Also on the Key's busy schedule, there's a tentative foreign film lineup running into early 1986: Upcoming titles include Krzysztof Zanussi's A Year of the Quiet Sun, Luc Besson's Subway, Percy Adlon's Sugarbaby and Akira Kurosawa's Ran. Call 965-4401 for details.

According to the Washington-based Motion Picture Information Service, the area's 10 top- grossing pictures for the week ending November 7 were, in descending order: A Nightmare on Elm Street 2: Freddy's Revenge (breaking wide on 21 screens); To Live and Die in L.A. (opening at 20 houses); Death Wish 3 (debuting on 17 screens); Jagged Edge (losing three houses to 15 in week five); Krush Groove (staying on 21 screens in its second week); Back to the Future (dropping three to 14 houses in its 18th week); Commando (moving from 24 to 22 screens in week five); Agnes of God (gaining another house, to nine, in its sixth week); After Hours (also adding a screen, to 10, in a month of release); and Re- Animator (holding steady at 12 houses in week two).
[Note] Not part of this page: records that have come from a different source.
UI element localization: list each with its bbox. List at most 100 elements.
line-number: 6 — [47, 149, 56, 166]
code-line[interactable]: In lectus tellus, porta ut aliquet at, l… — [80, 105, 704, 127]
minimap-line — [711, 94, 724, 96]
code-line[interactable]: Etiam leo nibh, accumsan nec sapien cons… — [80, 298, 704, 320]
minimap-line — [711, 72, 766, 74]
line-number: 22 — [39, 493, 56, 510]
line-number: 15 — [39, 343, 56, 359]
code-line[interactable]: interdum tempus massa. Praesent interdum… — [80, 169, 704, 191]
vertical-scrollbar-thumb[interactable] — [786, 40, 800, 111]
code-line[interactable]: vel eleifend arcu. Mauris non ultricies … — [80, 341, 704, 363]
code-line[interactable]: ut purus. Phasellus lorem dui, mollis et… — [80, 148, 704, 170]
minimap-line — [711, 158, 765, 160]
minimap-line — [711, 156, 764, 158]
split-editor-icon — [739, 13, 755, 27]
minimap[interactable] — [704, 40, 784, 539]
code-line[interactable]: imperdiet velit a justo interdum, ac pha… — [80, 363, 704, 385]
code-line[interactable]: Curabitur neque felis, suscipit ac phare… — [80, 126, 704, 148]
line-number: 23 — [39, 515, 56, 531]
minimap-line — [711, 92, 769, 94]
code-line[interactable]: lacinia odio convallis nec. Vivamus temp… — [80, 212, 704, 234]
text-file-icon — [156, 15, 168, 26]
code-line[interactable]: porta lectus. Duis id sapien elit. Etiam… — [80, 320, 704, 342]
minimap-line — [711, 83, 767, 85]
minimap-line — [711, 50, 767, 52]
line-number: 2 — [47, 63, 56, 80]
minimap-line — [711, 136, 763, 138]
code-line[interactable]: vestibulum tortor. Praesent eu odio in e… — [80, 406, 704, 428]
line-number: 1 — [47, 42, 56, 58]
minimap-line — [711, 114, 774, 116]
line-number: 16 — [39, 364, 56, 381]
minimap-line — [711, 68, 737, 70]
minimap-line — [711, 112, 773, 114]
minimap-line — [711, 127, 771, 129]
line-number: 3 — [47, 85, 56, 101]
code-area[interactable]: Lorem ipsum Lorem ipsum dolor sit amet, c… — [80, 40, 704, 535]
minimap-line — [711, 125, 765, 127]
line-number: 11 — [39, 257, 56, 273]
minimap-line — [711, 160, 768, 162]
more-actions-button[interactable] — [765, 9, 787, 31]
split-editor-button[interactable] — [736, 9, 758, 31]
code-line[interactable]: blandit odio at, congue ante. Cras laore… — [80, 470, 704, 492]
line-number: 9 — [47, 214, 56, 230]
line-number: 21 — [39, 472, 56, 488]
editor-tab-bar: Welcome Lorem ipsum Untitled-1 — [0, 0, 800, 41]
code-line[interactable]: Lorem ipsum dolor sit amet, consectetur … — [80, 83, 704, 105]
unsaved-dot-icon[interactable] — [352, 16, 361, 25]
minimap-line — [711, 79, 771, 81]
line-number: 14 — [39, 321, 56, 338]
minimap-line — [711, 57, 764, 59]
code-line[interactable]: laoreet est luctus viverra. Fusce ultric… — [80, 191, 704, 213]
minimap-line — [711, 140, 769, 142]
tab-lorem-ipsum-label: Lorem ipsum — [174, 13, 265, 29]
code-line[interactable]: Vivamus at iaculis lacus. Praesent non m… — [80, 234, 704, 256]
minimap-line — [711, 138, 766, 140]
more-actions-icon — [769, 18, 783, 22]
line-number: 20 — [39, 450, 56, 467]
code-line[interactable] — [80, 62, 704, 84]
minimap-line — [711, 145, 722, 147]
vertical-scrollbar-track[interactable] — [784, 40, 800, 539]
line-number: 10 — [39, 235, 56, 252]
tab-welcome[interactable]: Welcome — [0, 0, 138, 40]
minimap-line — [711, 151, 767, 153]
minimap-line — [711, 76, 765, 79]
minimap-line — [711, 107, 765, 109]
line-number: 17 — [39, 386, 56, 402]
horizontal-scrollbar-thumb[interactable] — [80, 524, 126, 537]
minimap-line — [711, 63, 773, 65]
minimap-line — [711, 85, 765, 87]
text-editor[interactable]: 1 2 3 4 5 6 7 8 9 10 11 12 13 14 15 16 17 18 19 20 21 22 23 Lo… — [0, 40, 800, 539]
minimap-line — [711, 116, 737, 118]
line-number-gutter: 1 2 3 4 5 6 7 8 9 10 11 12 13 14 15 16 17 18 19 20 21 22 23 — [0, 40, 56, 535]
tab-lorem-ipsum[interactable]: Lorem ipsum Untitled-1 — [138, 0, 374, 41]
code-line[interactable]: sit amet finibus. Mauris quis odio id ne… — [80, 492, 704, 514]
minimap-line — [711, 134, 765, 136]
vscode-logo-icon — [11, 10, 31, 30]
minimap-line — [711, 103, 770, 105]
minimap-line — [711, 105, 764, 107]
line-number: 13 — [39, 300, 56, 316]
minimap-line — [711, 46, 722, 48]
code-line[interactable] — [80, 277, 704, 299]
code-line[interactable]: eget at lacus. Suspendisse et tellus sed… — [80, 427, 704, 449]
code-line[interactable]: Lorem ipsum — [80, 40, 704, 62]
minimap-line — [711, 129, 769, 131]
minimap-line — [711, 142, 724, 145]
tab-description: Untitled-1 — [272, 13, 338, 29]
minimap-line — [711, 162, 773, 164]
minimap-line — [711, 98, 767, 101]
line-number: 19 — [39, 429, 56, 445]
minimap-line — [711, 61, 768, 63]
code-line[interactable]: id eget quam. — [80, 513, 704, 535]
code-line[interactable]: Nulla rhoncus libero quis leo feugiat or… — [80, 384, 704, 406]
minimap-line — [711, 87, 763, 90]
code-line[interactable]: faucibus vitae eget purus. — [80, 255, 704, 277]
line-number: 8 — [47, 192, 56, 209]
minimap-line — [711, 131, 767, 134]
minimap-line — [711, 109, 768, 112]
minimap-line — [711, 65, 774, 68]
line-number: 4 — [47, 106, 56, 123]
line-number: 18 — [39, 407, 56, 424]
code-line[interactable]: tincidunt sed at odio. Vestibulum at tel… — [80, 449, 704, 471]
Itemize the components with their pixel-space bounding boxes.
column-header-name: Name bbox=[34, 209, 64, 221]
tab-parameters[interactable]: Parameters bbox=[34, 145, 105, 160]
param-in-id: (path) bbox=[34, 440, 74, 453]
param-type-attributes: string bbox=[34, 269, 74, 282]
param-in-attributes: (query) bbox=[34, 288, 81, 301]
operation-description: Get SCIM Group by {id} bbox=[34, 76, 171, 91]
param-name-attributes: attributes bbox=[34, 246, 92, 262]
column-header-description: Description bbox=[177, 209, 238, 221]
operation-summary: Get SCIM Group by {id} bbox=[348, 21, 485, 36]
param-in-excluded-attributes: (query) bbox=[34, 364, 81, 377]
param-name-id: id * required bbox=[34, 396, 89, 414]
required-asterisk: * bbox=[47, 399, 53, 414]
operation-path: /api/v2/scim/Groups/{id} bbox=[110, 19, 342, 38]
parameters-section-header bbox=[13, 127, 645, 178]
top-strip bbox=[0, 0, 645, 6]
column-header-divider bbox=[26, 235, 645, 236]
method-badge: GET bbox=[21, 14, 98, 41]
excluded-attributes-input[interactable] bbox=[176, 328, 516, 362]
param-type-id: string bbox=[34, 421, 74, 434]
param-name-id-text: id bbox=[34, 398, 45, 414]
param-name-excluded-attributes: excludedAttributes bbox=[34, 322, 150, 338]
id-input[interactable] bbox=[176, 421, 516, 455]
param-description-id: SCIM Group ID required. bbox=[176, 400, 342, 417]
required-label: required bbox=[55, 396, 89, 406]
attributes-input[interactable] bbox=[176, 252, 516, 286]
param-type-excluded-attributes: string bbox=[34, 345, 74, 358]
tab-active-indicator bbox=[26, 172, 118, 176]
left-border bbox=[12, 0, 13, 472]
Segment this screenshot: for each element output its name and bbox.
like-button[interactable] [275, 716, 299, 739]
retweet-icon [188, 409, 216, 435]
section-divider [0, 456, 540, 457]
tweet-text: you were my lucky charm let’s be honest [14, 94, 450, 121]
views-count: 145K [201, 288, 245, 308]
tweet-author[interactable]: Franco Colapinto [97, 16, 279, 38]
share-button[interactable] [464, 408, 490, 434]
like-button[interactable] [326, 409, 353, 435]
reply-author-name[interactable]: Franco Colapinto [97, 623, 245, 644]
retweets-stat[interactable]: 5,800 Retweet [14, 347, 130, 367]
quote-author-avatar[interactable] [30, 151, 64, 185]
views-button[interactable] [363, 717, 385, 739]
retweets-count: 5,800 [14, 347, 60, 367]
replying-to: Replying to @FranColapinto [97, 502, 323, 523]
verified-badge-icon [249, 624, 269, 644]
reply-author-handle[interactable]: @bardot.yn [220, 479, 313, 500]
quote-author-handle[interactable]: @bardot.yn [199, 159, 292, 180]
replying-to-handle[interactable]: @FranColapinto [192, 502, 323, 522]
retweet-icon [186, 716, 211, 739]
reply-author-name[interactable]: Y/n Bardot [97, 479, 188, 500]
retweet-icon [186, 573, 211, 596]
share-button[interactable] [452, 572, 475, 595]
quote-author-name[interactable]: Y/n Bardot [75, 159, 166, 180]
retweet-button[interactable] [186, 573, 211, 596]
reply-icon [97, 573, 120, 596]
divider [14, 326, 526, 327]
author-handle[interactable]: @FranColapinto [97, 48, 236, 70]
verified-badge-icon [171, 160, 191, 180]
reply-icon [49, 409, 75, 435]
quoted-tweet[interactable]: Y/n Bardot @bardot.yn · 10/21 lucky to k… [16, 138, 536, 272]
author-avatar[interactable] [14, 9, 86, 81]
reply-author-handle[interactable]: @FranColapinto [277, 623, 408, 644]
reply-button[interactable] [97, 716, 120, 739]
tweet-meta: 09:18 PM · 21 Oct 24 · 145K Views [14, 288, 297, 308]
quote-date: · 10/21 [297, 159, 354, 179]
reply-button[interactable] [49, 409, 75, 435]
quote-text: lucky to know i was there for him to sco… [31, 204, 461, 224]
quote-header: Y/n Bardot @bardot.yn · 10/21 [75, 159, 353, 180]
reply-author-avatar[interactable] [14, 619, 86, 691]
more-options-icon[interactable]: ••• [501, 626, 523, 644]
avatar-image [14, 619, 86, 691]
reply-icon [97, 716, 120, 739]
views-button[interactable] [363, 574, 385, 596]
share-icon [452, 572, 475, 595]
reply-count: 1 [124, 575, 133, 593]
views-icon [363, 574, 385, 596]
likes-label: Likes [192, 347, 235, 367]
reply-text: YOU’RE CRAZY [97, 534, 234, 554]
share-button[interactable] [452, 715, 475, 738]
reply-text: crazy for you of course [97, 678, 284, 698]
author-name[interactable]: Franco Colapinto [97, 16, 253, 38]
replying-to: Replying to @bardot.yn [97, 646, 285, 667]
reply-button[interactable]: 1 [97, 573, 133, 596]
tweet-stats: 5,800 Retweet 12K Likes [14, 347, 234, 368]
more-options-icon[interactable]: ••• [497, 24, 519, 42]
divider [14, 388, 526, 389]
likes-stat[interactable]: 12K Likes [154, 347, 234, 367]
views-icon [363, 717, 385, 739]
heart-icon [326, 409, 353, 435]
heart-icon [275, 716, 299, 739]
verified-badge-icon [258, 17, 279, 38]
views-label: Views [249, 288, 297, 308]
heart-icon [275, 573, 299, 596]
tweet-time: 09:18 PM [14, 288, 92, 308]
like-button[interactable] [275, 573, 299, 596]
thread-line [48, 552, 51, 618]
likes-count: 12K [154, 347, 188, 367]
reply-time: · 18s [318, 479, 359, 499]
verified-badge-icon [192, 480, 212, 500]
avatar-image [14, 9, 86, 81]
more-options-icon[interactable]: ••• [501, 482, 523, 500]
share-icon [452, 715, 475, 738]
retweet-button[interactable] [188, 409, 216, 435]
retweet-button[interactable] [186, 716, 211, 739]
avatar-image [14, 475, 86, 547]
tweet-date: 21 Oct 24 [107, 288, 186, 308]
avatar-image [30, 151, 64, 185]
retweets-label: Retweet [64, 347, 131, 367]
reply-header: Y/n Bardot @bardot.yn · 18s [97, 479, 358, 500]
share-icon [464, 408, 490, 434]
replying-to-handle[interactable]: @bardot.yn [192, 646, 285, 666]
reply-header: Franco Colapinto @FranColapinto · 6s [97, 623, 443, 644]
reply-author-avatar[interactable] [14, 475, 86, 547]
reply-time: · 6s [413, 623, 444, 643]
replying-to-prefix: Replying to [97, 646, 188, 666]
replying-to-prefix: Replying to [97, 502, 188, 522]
New Line Cinema took in 18 percent of the local gross with "Nightmare," and the two other independent releases of the week ("Death Wish" and "Re-Animator") helped spark a surge that resulted in a 20 percent increase over last week's figures. Looks like despite the good eather, people are starting to go back to first-run movies again (even if it is to see slasher fare).